Cisco counters by pointing out that it's already embracing a multivendor world, one where customers use (gasp!) other companies' gear. Prime, Cisco's own network management suite, has had multivendor support for a year and a half, Shukla says.
"We have real deployments of customers where Prime is managing other vendors' equipment" he says. "So the multivendor piece is not an inherent conflict," he says.
One might also ask -- as Greg Ferro of the Packet Pushers podcast did -- whether Cariden is overlapping what Insieme Networks Inc. is supposed to be doing. Insieme is Cisco's spin-in that's been described as an SDN startup.
Cisco describes the division this way: Cariden is specifically for service providers, whereas Insieme is more about the data center.
"What service provider customers are asking for is not what we're hearing on the data-center side," where much of the buzz is about the potential for new networks built on commodity switches, Seshadri says. "What they [the service providers] seem to be looking for is more of an incremental approach."
That incremental approach has become popular in SDN circles, especially when talks of service-provider networks come up. It's obvious -- telcos won't rip up networks for SDN's sake -- but it's got some implications that equipment vendors might not love. Namely, it implies SDN will have to tailor to multivendor networks and probably support multiple types of controllers.

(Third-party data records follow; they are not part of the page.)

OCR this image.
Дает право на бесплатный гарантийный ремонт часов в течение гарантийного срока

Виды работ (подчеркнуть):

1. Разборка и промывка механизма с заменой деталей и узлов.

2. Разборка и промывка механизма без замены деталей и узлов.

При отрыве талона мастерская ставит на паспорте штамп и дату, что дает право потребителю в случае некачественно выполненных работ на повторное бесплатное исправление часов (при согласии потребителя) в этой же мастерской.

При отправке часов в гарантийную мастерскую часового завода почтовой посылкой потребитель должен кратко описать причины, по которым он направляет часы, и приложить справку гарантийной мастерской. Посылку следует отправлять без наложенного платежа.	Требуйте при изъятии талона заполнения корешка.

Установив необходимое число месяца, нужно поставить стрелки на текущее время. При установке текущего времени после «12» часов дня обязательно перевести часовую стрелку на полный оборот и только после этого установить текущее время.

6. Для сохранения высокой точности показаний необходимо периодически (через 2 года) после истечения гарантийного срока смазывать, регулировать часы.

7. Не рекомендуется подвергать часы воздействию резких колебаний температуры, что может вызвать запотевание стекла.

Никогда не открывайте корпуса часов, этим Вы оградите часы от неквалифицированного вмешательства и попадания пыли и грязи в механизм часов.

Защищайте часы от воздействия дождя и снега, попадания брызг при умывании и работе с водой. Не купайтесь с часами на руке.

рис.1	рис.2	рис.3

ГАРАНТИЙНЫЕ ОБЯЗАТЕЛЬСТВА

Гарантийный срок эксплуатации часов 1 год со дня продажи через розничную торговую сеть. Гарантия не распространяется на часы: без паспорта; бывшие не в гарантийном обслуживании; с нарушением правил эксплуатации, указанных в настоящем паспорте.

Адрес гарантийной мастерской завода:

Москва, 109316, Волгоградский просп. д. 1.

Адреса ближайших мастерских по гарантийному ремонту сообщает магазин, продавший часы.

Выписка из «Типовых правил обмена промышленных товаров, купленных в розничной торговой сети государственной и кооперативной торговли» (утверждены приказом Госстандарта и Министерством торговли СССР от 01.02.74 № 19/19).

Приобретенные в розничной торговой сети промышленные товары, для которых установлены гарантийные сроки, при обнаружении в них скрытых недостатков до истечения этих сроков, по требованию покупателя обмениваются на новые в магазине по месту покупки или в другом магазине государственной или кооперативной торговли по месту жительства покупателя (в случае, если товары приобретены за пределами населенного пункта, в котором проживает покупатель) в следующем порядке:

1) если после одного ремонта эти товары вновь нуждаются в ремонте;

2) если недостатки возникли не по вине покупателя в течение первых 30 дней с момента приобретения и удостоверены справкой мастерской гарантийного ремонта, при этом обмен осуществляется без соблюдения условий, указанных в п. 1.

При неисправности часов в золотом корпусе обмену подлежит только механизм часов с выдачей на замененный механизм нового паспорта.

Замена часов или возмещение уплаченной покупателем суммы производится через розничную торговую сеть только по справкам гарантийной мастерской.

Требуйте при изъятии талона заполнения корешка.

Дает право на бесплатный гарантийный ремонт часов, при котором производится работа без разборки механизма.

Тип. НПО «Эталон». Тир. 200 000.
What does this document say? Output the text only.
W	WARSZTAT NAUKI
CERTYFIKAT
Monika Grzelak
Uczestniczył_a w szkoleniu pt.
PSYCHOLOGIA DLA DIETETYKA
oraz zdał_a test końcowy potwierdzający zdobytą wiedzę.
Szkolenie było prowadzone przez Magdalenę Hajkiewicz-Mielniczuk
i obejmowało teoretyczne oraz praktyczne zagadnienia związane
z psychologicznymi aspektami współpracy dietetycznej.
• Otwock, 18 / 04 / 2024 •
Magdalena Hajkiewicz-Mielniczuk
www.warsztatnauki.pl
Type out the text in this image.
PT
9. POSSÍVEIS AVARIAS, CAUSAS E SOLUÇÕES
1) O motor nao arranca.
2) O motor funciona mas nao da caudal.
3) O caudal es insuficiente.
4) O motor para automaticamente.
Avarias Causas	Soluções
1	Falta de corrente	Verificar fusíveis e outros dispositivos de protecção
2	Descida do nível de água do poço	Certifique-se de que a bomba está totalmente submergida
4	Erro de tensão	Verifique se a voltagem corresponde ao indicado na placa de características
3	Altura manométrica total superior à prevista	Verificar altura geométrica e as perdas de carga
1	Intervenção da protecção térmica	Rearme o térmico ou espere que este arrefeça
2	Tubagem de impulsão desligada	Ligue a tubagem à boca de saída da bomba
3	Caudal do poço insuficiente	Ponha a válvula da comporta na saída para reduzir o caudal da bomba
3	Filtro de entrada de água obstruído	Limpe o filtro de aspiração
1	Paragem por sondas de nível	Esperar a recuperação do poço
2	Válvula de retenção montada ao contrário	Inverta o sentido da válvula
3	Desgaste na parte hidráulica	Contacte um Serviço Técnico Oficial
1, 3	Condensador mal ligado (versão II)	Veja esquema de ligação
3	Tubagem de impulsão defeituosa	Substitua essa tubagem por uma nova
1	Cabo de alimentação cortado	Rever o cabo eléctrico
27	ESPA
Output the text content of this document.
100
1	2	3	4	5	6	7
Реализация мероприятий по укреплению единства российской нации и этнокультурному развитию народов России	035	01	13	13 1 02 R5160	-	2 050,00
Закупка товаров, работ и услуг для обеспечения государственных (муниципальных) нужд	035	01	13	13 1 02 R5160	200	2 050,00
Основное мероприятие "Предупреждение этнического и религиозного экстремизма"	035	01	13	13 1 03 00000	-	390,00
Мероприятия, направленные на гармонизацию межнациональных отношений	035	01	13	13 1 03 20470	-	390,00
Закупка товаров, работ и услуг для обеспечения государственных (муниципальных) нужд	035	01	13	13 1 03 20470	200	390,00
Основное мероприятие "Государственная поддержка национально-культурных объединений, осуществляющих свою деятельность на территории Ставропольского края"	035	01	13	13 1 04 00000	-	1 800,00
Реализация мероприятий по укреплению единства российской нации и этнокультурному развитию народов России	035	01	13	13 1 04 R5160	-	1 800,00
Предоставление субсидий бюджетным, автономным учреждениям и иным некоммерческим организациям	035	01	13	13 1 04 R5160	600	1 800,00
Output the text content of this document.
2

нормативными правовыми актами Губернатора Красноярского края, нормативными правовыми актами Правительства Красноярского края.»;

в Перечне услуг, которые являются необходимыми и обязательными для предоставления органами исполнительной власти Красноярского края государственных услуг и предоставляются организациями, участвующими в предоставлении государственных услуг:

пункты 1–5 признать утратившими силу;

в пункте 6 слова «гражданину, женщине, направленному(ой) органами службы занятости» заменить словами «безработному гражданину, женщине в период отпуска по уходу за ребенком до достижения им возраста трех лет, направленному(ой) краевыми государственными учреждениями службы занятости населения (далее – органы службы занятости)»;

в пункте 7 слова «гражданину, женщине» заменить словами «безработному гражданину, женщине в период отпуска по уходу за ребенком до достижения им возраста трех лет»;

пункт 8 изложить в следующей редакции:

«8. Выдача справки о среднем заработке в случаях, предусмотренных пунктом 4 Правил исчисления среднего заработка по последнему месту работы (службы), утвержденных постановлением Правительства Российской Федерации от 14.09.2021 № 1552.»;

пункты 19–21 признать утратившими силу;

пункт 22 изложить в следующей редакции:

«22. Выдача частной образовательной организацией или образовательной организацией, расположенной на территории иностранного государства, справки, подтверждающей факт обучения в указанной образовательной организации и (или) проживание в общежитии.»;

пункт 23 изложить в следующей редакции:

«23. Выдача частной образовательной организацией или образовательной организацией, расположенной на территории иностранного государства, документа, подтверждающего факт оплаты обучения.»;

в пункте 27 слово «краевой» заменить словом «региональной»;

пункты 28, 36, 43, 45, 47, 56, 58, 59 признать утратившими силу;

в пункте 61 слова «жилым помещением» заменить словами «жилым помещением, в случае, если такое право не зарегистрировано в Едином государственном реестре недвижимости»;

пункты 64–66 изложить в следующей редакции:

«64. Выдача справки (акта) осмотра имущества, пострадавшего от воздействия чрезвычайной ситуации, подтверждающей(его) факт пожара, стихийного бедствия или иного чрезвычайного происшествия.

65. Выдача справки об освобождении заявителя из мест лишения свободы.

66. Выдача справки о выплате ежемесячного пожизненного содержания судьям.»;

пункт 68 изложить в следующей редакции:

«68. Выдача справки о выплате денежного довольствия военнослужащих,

Regardless of what Cisco actually does with it, Cariden is going to fill a gap. Cisco sees Cariden's software being merged with nLight, the control-plane technology announced in October for provisioning the IP and optical layers together. The result, in theory, is a way to provision network paths by picking optimal combinations of IP and optical connections. (See Cisco's Core Router Gets Optical Genes.)
"Cisco really didn't have the orchestration part, and they really needed it," Griliches says. "They are definitely more focused on adding value in the software space. I think people don't give Cisco enough credit in the sense that they're handling the market changes in that space.
"My question is: Why isn't Cariden going to be integrated with Prime, the Cisco network managment system? It could be that it's just too early," she adds.
There's also the fact that Cariden has an IP/MPLS heritage but falls short on the optical side. Cariden had already been working on IP-plus-optical management, Shukla claims, but Griliches has her doubts about how much optical experience Cariden has amassed.
"I don't think Cariden has a lot of time working on the optical side of things. They're talking about IP-and-optical and multilayer optimization. Cariden says they've been working on this for a year, but given all their clients, I don't know how much they've done," Griliches says.